Last December the Swiss Bishops Conference (SBK) announced it had created a 500,000 franc reparations fund to pay compensation to sex abuse victims who no longer have the right to seek redress in court since the statute of limitations has passed.
In 2010 the Catholic church finally acknowledged responsibility for numerous cases of sexual molestation by priests that had earlier come to light.
Between 2010 and 2015, 223 victims informed the church authorities of cases of abuse that took place between 1950 and 1990.
Of those, 49 were children aged under 12 at the time of the abuse.
The figures also reveal how widespread the abuse was, with 204 perpetrators recorded in the same period.
The new six-member commission will study requests for compensation, awarding up to 20,000 francs in the most serious of cases, reported news agencies on Tuesday.
Speaking to ATS, Joseph Bonnemain of the SBK said anyone wishing to apply for compensation should get in touch with their diocese in the first instance, which will study the request and then pass the information to the new commission.
Despite the widespread nature of the abuse, to date only a few priests are being pursued by the Swiss justice system, partly because many victims do not wish to testify, Bonnemain told ATS.

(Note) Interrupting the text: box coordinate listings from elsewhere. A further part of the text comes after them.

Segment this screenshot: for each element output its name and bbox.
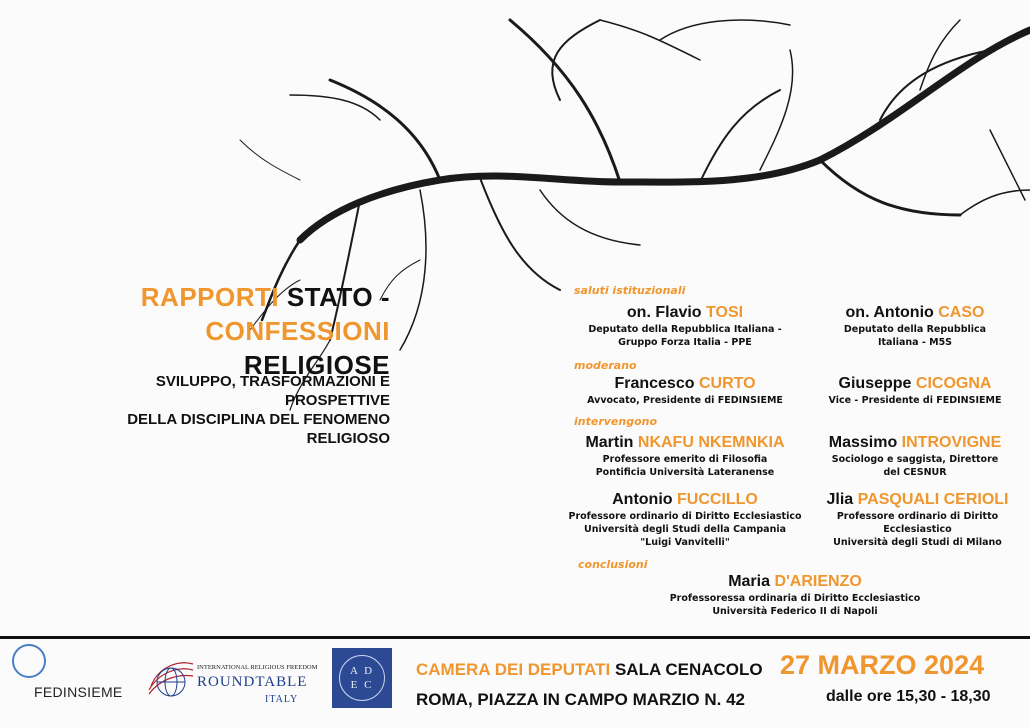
speaker-desc: Italiana - M5S — [877, 337, 953, 348]
venue-name — [416, 660, 763, 680]
speaker-first-name: on. Antonio — [845, 304, 934, 321]
speaker-fuccillo — [555, 490, 815, 549]
speaker-desc: Vice - Presidente di FEDINSIEME — [828, 395, 1002, 406]
subtitle-line: SVILUPPO, TRASFORMAZIONI E PROSPETTIVE — [155, 373, 390, 409]
speaker-last-name: NKAFU NKEMNKIA — [637, 434, 785, 451]
speaker-caso — [810, 303, 1020, 349]
speaker-desc: Sociologo e saggista, Direttore — [831, 454, 999, 465]
speaker-first-name: on. Flavio — [626, 304, 702, 321]
subtitle-line: DELLA DISCIPLINA DEL FENOMENO — [127, 411, 390, 428]
speaker-cicogna — [800, 374, 1030, 407]
title-accent-2: CONFESSIONI — [205, 316, 390, 346]
speaker-last-name: FUCCILLO — [677, 491, 758, 508]
venue-address: ROMA, PIAZZA IN CAMPO MARZIO N. 42 — [416, 690, 745, 709]
speaker-first-name: Antonio — [612, 491, 673, 508]
adec-logo-top: A D — [349, 665, 375, 677]
adec-logo-bottom: E C — [350, 679, 374, 691]
footer-divider — [0, 636, 1030, 639]
subtitle-line: RELIGIOSO — [306, 430, 390, 447]
label-saluti: saluti istituzionali — [574, 284, 686, 297]
speaker-desc: Università degli Studi di Milano — [833, 537, 1002, 548]
speaker-first-name: Maria — [728, 573, 770, 590]
irf-logo-line1: INTERNATIONAL RELIGIOUS FREEDOM — [197, 664, 318, 671]
speaker-last-name: TOSI — [706, 304, 744, 321]
speaker-last-name: CURTO — [698, 375, 756, 392]
speaker-desc: Pontificia Università Lateranense — [595, 467, 775, 478]
date-year: 2024 — [924, 650, 985, 680]
speaker-desc: Professore emerito di Filosofia — [602, 454, 768, 465]
speaker-last-name: INTROVIGNE — [901, 434, 1002, 451]
speaker-desc: "Luigi Vanvitelli" — [640, 537, 730, 548]
title-rest-1: STATO - — [279, 282, 390, 312]
speaker-desc: Professore ordinario di Diritto Ecclesiastico — [568, 511, 802, 522]
event-date — [780, 650, 984, 681]
speaker-introvigne — [805, 433, 1025, 479]
speaker-darienzo — [650, 572, 940, 618]
speaker-tosi — [560, 303, 810, 349]
fedinsieme-logo — [8, 644, 128, 714]
speaker-desc: Università Federico II di Napoli — [712, 606, 878, 617]
label-moderano: moderano — [574, 359, 637, 372]
speaker-desc: Professore ordinario di Diritto — [836, 511, 999, 522]
speaker-desc: Avvocato, Presidente di FEDINSIEME — [587, 395, 783, 406]
speaker-desc: Università degli Studi della Campania — [584, 524, 786, 535]
speaker-desc: Ecclesiastico — [883, 524, 952, 535]
event-subtitle — [60, 372, 390, 448]
irf-logo-line3: ITALY — [265, 694, 299, 705]
speaker-cerioli — [810, 490, 1025, 549]
speaker-first-name: Giuseppe — [838, 375, 912, 392]
fedinsieme-logo-text: FEDINSIEME — [34, 684, 123, 700]
irf-roundtable-logo — [145, 650, 320, 710]
title-rest-2: RELIGIOSE — [243, 350, 390, 380]
title-accent-1: RAPPORTI — [140, 282, 280, 312]
speaker-desc: del CESNUR — [883, 467, 947, 478]
label-conclusioni: conclusioni — [578, 558, 648, 571]
event-hours: dalle ore 15,30 - 18,30 — [826, 688, 991, 705]
speaker-first-name: Martin — [585, 434, 634, 451]
speaker-desc: Gruppo Forza Italia - PPE — [618, 337, 752, 348]
venue-rest: SALA CENACOLO — [610, 660, 763, 679]
speaker-last-name: CICOGNA — [915, 375, 992, 392]
adec-logo — [332, 648, 392, 708]
speaker-curto — [560, 374, 810, 407]
speaker-last-name: CASO — [938, 304, 985, 321]
date-day-month: 27 MARZO — [780, 650, 925, 680]
speaker-last-name: PASQUALI CERIOLI — [857, 491, 1009, 508]
event-title — [60, 280, 390, 382]
speaker-first-name: Jlia — [826, 491, 854, 508]
speaker-last-name: D'ARIENZO — [774, 573, 862, 590]
irf-logo-line2: ROUNDTABLE — [197, 674, 308, 690]
venue-accent: CAMERA DEI DEPUTATI — [416, 660, 611, 679]
speaker-nkafu — [550, 433, 820, 479]
speaker-desc: Deputato della Repubblica — [843, 324, 987, 335]
circle-icon — [12, 644, 46, 678]
globe-icon — [145, 656, 195, 702]
speaker-first-name: Francesco — [614, 375, 695, 392]
speaker-first-name: Massimo — [828, 434, 898, 451]
speaker-desc: Professoressa ordinaria di Diritto Ecclesiastico — [669, 593, 921, 604]
speaker-desc: Deputato della Repubblica Italiana - — [588, 324, 782, 335]
label-intervengono: intervengono — [574, 415, 658, 428]
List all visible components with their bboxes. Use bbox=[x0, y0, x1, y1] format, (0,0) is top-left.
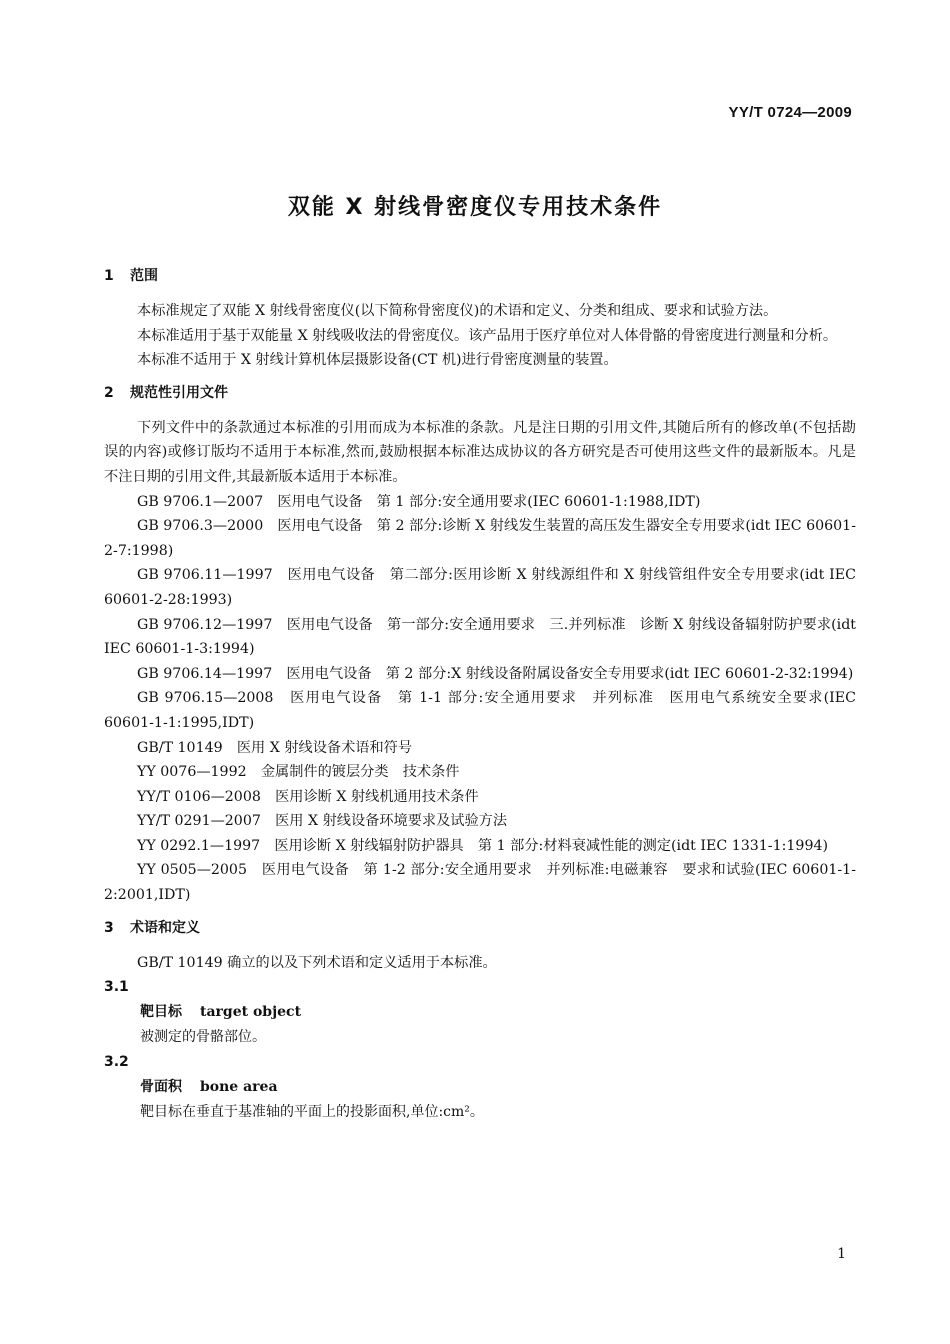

“Each time the Church finds out about cases it encourages victims to press charges,” he said.
In 2015 a report found only 20 criminal investigations had been launched against Catholic priests since 2010, compared with 172 sexual offenders by then identified.
Numerous suspects were already dead, and others were nowhere to be found, said the SBK at the time.
People close to abuse victims claimed that members of the clergy were covering for their colleagues.